Il dio sbranato è giunto alla mia porta un dì, adornato d'edera. Nella destra teneva il mio veleno, prodotto dell'effimera gioia, dell'estasi distruttiva; la sinistra poggiata allo stipite e con sguardo in attesa di un varco per lasciarlo entrare. Il mio cuore scalpitava e il respiro accelerava, un inusuale tremolio mi percuoteva con vigore e i miei occhi si chiudevano e aprivano aritmicamente, ora come nella veglia, ora come nel sonno. Mi sussurrava anch'egli all'orecchio di una diade intrinseca all'esistenza umana, quasi della stessa con-sistenza, la quale era composta dal dolore seguito dalla morte. Soffrire e morire, avevo accettato questo destino. Ma allora ancora non sapevo che quella era la destinazione mortale di un qualunque essere, di quella specie di cui io non facevo più parte. Soffrire, morire e rinascere; i termini sono tre, ma il terzo corrisponde solo ad una ripresa del primo: questo mi spettava.

Essere rinchiusa in questo circolo ancora e ancora, e aspettare di passare la mia sorte a chi dopo di me sarebbe giunto.

L'attesa, in assenza di coordinate, pare infinita. Colmavo gli istanti, i frammenti di tempo, con inutili occupazioni, dedicandomi ad esse con una tediata voracità. Parlavo in sogno con Afrodite e le chiedevo di svelarmi i segreti di Amore, suo figlio, il quale mai aveva risposto a una mia chiamata. Ella rispondeva enigmatica e suggeriva di mantenermi paziente, io sospiravo e mi abbandonavo al sonno profondo, arresa.

Un dì, finalmente, qualcosa si mosse. Esteriorità e interiorità furono accarezzate simultaneamente, la terra e le membra si agitarono insieme, ed io compresi che l'ora era giunta: stavo per perdere con-sistenza ed essere dilaniata, stavo per raggiungere l'immensa sofferenza che tanto avevo agognato per sentirmi viva, per vedermi rinascere sotto una nuova luce. Ma prima, ero stata incaricata di un ultimo compito: lanciare un segnale alla prossima vittima di questo cruento e salvifico sacrificio. Spiegarle che solo nella sofferenza vi è speranza. Che solo nella morte vi è rinascita. E che questo destino è per pochi.

Mi presentai al suo cospetto – sentivo le mie carni già lacerarsi e ne provavo un piacere voluttuoso che speravo mai finisse – e lei mi aprì senza esitare. Alla sua vista il mio cuore provò una fitta interiormente a cui non seppi dare spiegazione; mi sorrise con dolcezza e mi tese la mano.
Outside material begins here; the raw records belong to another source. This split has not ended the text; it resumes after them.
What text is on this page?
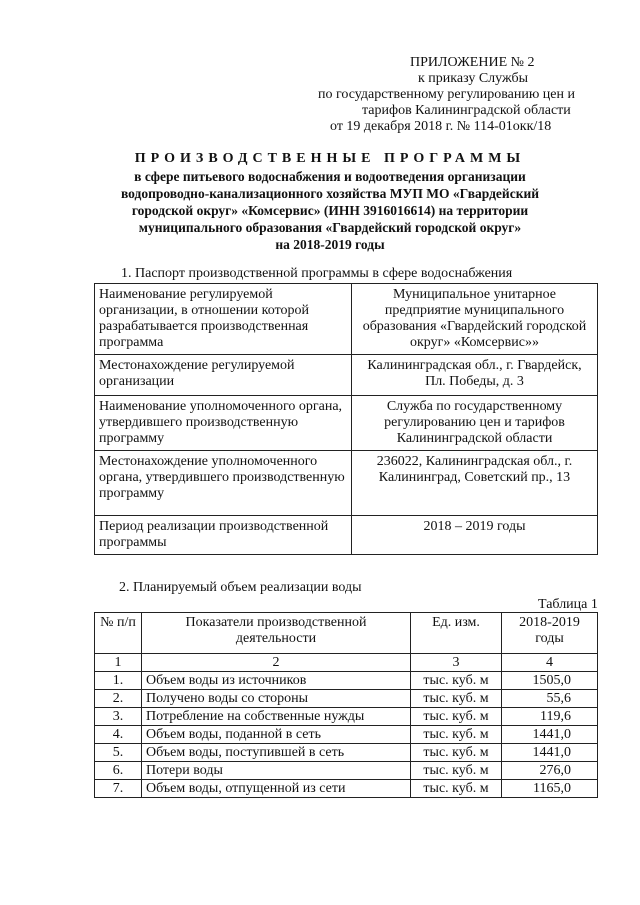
ПРИЛОЖЕНИЕ № 2
к приказу Службы
по государственному регулированию цен и
тарифов Калининградской области
от 19 декабря 2018 г. № 114-01окк/18
ПРОИЗВОДСТВЕННЫЕ ПРОГРАММЫ
в сфере питьевого водоснабжения и водоотведения организации
водопроводно-канализационного хозяйства МУП МО «Гвардейский
городской округ» «Комсервис» (ИНН 3916016614) на территории
муниципального образования «Гвардейский городской округ»
на 2018-2019 годы
1. Паспорт производственной программы в сфере водоснабжения
Наименование регулируемой организации, в отношении которой разрабатывается производственная программа	Муниципальное унитарное предприятие муниципального образования «Гвардейский городской округ» «Комсервис»»
Местонахождение регулируемой организации	Калининградская обл., г. Гвардейск, Пл. Победы, д. 3
Наименование уполномоченного органа, утвердившего производственную программу	Служба по государственному регулированию цен и тарифов Калининградской области
Местонахождение уполномоченного органа, утвердившего производственную программу	236022, Калининградская обл., г. Калининград, Советский пр., 13
Период реализации производственной программы	2018 – 2019 годы
2. Планируемый объем реализации воды
Таблица 1
№ п/п	Показатели производственной деятельности	Ед. изм.	2018-2019 годы
1	2	3	4
1.	Объем воды из источников	тыс. куб. м	1505,0
2.	Получено воды со стороны	тыс. куб. м	55,6
3.	Потребление на собственные нужды	тыс. куб. м	119,6
4.	Объем воды, поданной в сеть	тыс. куб. м	1441,0
5.	Объем воды, поступившей в сеть	тыс. куб. м	1441,0
6.	Потери воды	тыс. куб. м	276,0
7.	Объем воды, отпущенной из сети	тыс. куб. м	1165,0
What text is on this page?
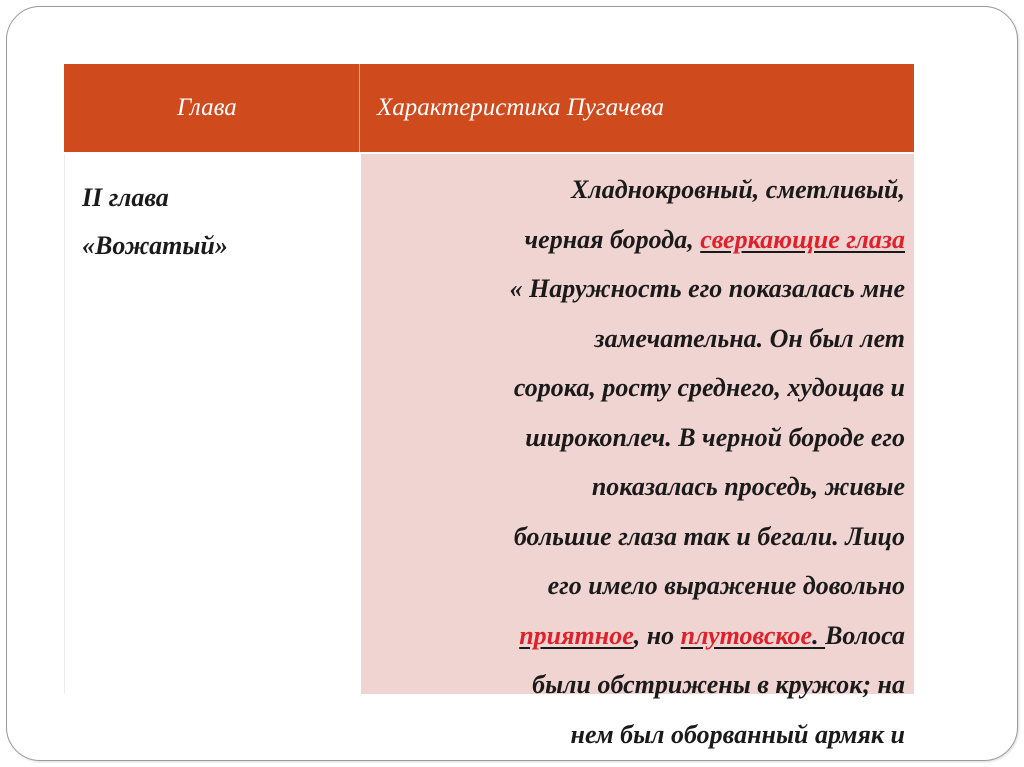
Глава	Характеристика Пугачева
II глава
«Вожатый»
Хладнокровный, сметливый,
черная борода, сверкающие глаза
« Наружность его показалась мне
замечательна. Он был лет
сорока, росту среднего, худощав и
широкоплеч. В черной бороде его
показалась проседь, живые
большие глаза так и бегали. Лицо
его имело выражение довольно
приятное, но плутовское. Волоса
были обстрижены в кружок; на
нем был оборванный армяк и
Rimasi immobile, in uno stato quasi estatico, assoluto; fui rapita dalla profondità del suo sguardo e dall'amabile suono che emetteva la sua voce mentre articolava le parole "Finalmente sei giunto, o fato mio!".

Un grido straziante uscì improvvisamente, senza ch'io potessi far qualcosa per contenerlo, e invocai Afrodite la quale rispose al mio richiamo nell'immediato. Cosa, le domandai, Cosa sta accadendo, o mia dea?; Sono i segreti d'Amore, come mi avevi chiesto, rispose lei.

Ma l'amore, che fino a quel momento avevo identificato col mio desiderio di morte, ora mi accorsi che null'era al di fuori della morte stessa. E che non c'era niente di salvifico in questo.

La vita è sofferenza e vi è sofferenza anche nella morte.

Gli dei son fatti a pezzi, sempre. E amano non senza pena attraverso le loro carni fatte a brandelli, da lontano, coloro a cui hanno fornito una tale condanna.